The name Habberstay is part of the ancient legacy of the Anglo-Saxon
tribes of Britain. It is a product of when the family lived in the village of Hardisty Hill located in the parish of Fewston, in the county of Yorkshire
. In it's Old English form this place-name was originally Hardolfsty with its origin in the name Hardulf
Early Origins of the Habberstay family
The surname Habberstay was first found in Yorkshire
, where they held a family seat
from ancient times.
Early History of the Habberstay family
This web page shows only a small excerpt of our Habberstay research.Another 211 words (15 lines of text) covering the years 1086 and 1379 are included under the topic Early Habberstay History in all our PDF Extended History products and printed products wherever possible.
Habberstay Spelling Variations
The first dictionaries that appeared in the last few hundred
years did much to standardize the English language. Before that time, spelling variations
in names were a common occurrence. The language was changing, incorporating pieces of other languages, and the spelling of names changed with it. Habberstay has been spelled many different ways, including Hardisty, Hardesty, Hardistry, Hardest and others.
Early Notables of the Habberstay family (pre 1700)

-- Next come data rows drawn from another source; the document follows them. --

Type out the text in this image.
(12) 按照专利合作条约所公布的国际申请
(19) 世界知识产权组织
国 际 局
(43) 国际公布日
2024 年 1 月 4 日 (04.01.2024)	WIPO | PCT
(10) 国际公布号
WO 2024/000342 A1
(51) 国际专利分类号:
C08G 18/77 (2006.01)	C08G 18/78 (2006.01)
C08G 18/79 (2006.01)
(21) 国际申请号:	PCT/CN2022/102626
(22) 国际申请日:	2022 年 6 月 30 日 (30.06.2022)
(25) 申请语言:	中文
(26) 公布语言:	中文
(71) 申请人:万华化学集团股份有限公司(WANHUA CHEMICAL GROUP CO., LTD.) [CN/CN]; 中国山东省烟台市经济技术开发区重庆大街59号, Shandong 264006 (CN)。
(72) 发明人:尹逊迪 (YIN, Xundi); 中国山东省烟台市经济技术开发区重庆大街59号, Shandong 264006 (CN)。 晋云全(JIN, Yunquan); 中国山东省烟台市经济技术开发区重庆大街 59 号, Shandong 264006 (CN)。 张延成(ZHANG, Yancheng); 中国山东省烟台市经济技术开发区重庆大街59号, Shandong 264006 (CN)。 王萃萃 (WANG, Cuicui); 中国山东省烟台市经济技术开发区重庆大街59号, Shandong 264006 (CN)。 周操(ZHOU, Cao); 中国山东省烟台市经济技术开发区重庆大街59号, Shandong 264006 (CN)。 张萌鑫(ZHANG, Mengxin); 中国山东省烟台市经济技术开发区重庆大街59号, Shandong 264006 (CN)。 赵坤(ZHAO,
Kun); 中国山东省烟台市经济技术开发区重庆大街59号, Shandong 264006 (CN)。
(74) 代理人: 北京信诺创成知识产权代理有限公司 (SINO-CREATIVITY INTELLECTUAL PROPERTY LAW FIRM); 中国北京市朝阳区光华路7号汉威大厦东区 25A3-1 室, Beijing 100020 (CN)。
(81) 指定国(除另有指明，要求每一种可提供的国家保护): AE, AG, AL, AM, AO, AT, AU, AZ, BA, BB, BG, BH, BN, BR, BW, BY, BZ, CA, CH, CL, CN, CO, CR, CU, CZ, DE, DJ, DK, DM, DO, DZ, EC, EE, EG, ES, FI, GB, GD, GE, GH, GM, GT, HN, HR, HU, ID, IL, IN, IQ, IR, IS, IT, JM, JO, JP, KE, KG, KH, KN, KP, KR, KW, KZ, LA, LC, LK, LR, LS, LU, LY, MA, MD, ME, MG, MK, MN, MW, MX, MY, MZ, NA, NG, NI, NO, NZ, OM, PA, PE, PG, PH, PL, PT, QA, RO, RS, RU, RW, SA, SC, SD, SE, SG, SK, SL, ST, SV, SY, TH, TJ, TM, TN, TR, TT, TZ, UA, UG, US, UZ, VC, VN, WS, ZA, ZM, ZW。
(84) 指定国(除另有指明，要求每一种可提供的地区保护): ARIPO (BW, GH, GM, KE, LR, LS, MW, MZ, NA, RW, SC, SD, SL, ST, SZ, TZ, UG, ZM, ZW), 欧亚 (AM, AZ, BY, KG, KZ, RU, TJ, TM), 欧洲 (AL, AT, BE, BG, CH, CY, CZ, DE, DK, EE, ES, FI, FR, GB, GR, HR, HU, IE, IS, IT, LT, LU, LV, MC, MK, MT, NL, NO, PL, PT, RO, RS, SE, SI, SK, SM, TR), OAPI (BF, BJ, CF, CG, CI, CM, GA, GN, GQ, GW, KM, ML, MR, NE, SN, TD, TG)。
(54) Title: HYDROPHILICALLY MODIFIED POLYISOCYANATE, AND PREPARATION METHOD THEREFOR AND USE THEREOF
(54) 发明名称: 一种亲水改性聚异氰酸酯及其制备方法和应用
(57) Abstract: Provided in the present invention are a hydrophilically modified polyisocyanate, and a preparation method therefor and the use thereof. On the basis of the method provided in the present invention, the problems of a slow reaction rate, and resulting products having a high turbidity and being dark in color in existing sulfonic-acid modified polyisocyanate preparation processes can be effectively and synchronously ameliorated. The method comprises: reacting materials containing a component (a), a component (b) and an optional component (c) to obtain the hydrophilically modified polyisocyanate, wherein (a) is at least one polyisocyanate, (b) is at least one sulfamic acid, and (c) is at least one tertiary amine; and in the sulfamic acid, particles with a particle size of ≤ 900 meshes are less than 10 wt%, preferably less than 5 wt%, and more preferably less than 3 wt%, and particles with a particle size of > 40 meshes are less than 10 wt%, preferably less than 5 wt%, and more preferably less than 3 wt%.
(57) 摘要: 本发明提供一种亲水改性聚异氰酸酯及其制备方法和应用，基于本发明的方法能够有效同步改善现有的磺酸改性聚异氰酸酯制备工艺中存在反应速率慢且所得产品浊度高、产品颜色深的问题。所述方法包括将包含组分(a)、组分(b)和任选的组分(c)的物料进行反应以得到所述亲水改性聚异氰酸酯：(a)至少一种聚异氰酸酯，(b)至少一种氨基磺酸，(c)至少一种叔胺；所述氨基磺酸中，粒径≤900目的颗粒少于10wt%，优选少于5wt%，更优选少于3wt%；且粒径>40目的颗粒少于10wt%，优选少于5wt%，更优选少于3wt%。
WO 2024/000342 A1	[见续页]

Another 19 words (1 lines of text) are included under the topic Early Habberstay Notables in all our PDF Extended History products and printed products wherever possible.
Migration of the Habberstay family to the New World and Oceana
Thousands of English families in this era began to emigrate the New World in search of land and freedom from religious and political persecution. Although the passage was expensive and the ships were dark, crowded, and unsafe, those who made the voyage safely were rewarded with opportunities unavailable to them in their homeland. Research into passenger and immigration lists has revealed some of the very first Habberstays to arrive in North America: George Hardest, who sailed to Virginia in 1651 and John Hardisty to Maryland in 1813.